Abs # 43001: Reduced maize leaf growth under salinity is associated with decreased reactive oxygen species concentration in the elongation zone

Presenter: Lascano, Hernán R., hrlascano@correo.inta.gov.ar
AuthorsRodríguez, Andrés A. (A)   Lascano, Hernán R. (A)   Córdoba, Alicia R (A)   Taleisnik, Edith L. (A)  
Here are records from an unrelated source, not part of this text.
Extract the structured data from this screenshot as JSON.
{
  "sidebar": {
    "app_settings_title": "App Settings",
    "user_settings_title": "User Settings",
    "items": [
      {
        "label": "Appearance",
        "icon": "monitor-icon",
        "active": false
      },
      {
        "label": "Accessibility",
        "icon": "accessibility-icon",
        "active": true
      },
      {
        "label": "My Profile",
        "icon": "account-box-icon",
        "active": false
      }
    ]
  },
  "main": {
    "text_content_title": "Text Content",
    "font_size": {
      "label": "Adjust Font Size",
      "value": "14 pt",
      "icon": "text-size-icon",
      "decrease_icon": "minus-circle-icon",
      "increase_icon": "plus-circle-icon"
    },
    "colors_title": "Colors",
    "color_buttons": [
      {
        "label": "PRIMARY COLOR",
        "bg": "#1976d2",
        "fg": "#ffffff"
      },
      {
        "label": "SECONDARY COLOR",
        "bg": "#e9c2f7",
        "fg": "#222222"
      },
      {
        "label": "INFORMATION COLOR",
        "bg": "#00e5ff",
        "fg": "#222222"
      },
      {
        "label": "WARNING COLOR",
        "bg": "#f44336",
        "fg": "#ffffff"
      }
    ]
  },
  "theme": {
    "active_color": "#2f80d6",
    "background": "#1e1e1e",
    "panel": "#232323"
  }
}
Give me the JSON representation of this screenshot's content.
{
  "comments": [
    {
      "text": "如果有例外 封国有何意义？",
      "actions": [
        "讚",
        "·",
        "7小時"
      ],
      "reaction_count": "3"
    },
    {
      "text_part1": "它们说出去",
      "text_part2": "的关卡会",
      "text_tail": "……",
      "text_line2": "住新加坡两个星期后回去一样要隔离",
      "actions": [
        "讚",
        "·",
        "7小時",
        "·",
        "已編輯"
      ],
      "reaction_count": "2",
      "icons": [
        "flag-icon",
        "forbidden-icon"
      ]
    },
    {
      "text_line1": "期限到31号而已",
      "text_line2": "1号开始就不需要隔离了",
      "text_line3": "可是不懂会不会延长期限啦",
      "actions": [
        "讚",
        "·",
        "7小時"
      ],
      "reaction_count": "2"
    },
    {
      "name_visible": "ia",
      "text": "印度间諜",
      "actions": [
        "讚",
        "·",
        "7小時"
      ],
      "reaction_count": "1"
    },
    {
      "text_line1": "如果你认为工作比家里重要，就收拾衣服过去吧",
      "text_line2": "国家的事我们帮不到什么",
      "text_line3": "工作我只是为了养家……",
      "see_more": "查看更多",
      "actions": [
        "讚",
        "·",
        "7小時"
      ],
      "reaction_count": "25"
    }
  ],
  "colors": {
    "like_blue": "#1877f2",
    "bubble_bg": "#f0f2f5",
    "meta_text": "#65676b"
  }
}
Affiliations: (A): Instituto de Fitopatología y Fisiología Vegetal-INTA

In grasses, stress conditions that decrease leaf elongation rates affect the blade elongation zone, reducing its length and elemental growth rates within it. Reactive oxygen species (ROS) in the apoplast of cells in the growing zone of grass leaves are required for elongation growth. This work evaluates whether salinity-induced reductions in leaf elongation are related to altered ROS production. Studies were performed in actively growing leaf segments (SEZ) obtained from maize seedlings gradually salinized to 150 mM NaCl. Salinity reduced elongation rates and the length of the leaf growth zone. When SEZ obtained from the elongation zone of salinized plants (SEZs) were incubated in 100 mM NaCl, concentration where growth inhibition was approximately 50%, O.2- presence was lower than in similar segments obtained from control plants. The NaCl effect was salt-specific, and not osmotic, as incubation in 200 mM sorbitol did not reduce formazan staining intensity. SEZs elongation rates were higher in 200 mM sorbitol than in 100 mM NaCl, but the difference could be cancelled by scavenging or inhibiting O.2-production (with 10 mM MgCl2 or 200 µM diphenyleneiodonium (DPI), respectively). SEZs elongation in 100 mM NaCl could be stimulated by a .OH-generating medium, and 1 mM EGTA, added to the salinized .OH-generating medium, completely reverted the growth stimulation and depressed elongation to values even lower than those attained with 100 mM NaCl only, suggesting that the stimulating action of ROS on SEZs elongation requires an external source of Ca2+. Changes caused by salinity in apoplastic O.2- concentration in the growing zone of leaf blades could have resulted from either an inhibition of ROS-generating mechanisms, or from the activation of antioxidant defence elements or both. Preliminary results from SOD and peroxidase activity measurements in apoplastic fluid do not indicate increased activities of these enzymes in salinized plants. NADPH-dependent O.2-production by plasma membrane fractions was also inhibited by the presence of NaCl, DPI and by Ca2+ scavengers, as measured both spectrophotometrically and in native gels, however, it was not inhibited by the 1 mM KCN, an inhibitor of peroxidase activity. The activity bands were sectioned and run in SDS-PAGE, and were recognized by an antibody against human gp91phox, suggesting that plasmalemma NADPH oxidase activity may be responsible for apoplastic O.2- presence, and that NaCl could negatively affect it.